熱線が刀に触れる。普通ならばこちらの耐久値、こちらの筋力、こちらが繰り出せる技の限度、これらの関係から打ち負けることはまず間違いない。だが。


当たり、叶わず、焼き通される。


から。


当たり、相殺され、何も起こらなかった。


へ、上書きする。それが私の技である。


刀が熱線に触れる。熱線は私の技を受け直ちに自分側が間違っていると思い込んだように散り散りとなって消え失せた、こちらに明確な悪意と敵意を持って放ったブレクトルコクーンが想像もし得なかった結果を私は現実へ突きつけた。


 「イノセントバースト──!!!」


青白い光がすぐ隣から放たれる。その根源的属性は熱に由来しているのにも関わらずすぐ近くの私はそれに熱があるとは認識しなかった。ただただ真っ白くそして青みがかった光が世界を突き抜けブレクトルコクーンはなんの防御姿勢も無しにこれを真正面から受けた。

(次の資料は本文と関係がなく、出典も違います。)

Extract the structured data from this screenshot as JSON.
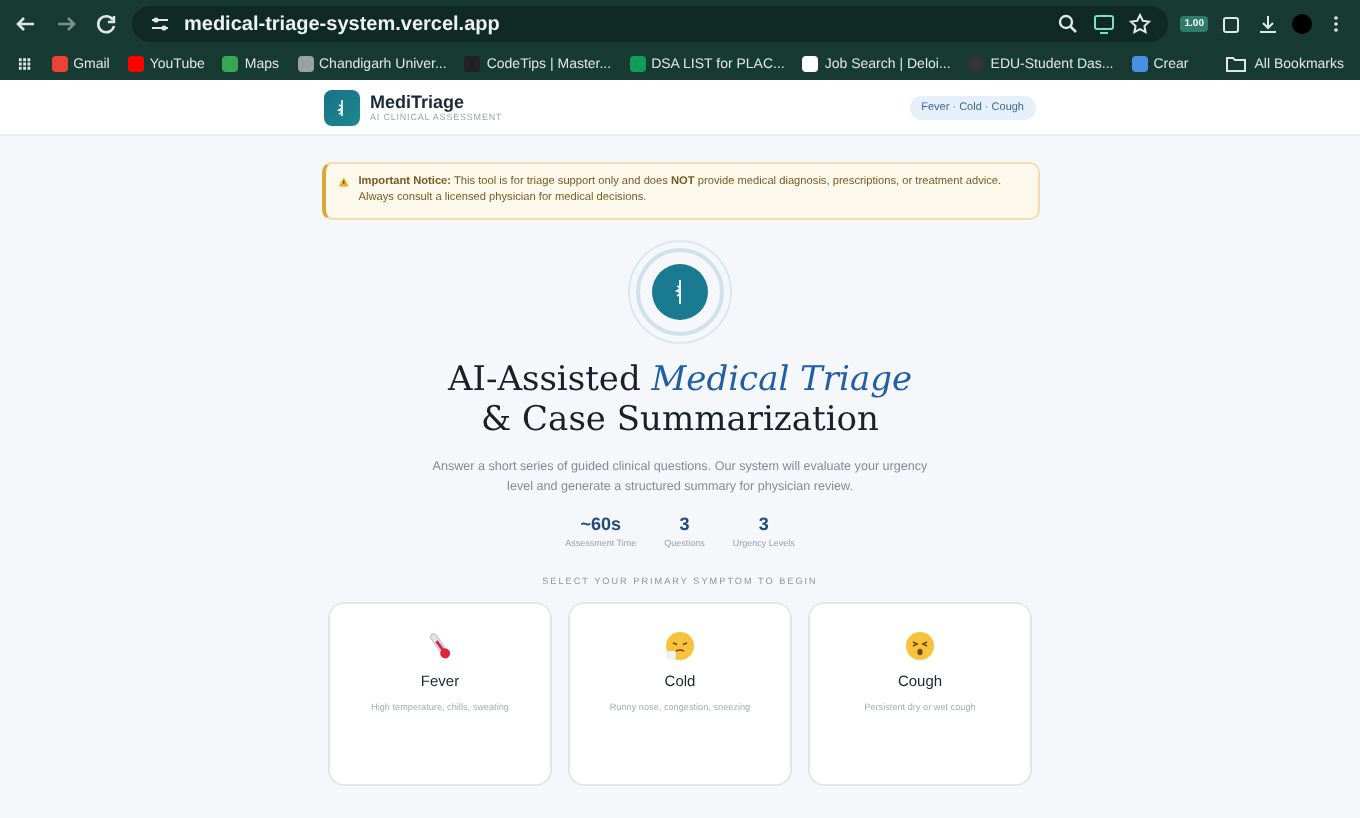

──────。形容できないような衝撃が空中に広がり、たちまち大地に衝撃を伝播させた。私たちが立っていた丘は表面の岩が崩れ分解し始めていた、いち早く気づいた私がその場から強引にクリスを抱き抱え撤退し、衝撃の次にやってくる音に耳を塞ぎ耐えた。


 「─────ラナさん!」


 「………ブレクトル、コクーンっ」


私はクリスと共に上空を見上げた、ブレクトルコクーンはクリスの攻撃によって撃ち落とされてはいなかったが、あの一撃は勇者の剣よりも鋭くそしてブレクトルコクーンへ手痛いダメージを与えていたことは奴の焼き焦がされた体を見れば明白だった。


 「っ、あれでも。」


 「でも、勝った。」


ブレクトルコクーンは先ほどよりも辿々しい飛行をしていた。あともう一度大かがりな技を放てば確実に倒せる状態、それを向こうもわかっていたのか何も起きなくなった戦場に安心し切ったブレクトルコクーンは上空へと昇り姿を再び隠した。


 「───やりきれません、でしたか。」


 「………行こう。私たちにはアイツを追うよりもやることがあるはずですから。」


私は魔術神経の冷却に入って動けないクリスを背負って、ゲートのある方向へと跳躍しながら運んでいった。


異界探索は命懸けである。このブレクトルコクーンの戦いにおいて異界探索部隊大隊のメンバーの約三分の一が無惨な死を迎えた、その中には私に親しく知れた人や決して死ぬことはないと思われ太鼓判を押されていた先輩たちですらいた、唐突な襲撃、自然災害のような理不尽、それが凝縮されたのがこの世界であり。

私たちは彼らの死を振り返ることなくただただこの世界を進むことしかできないのであった。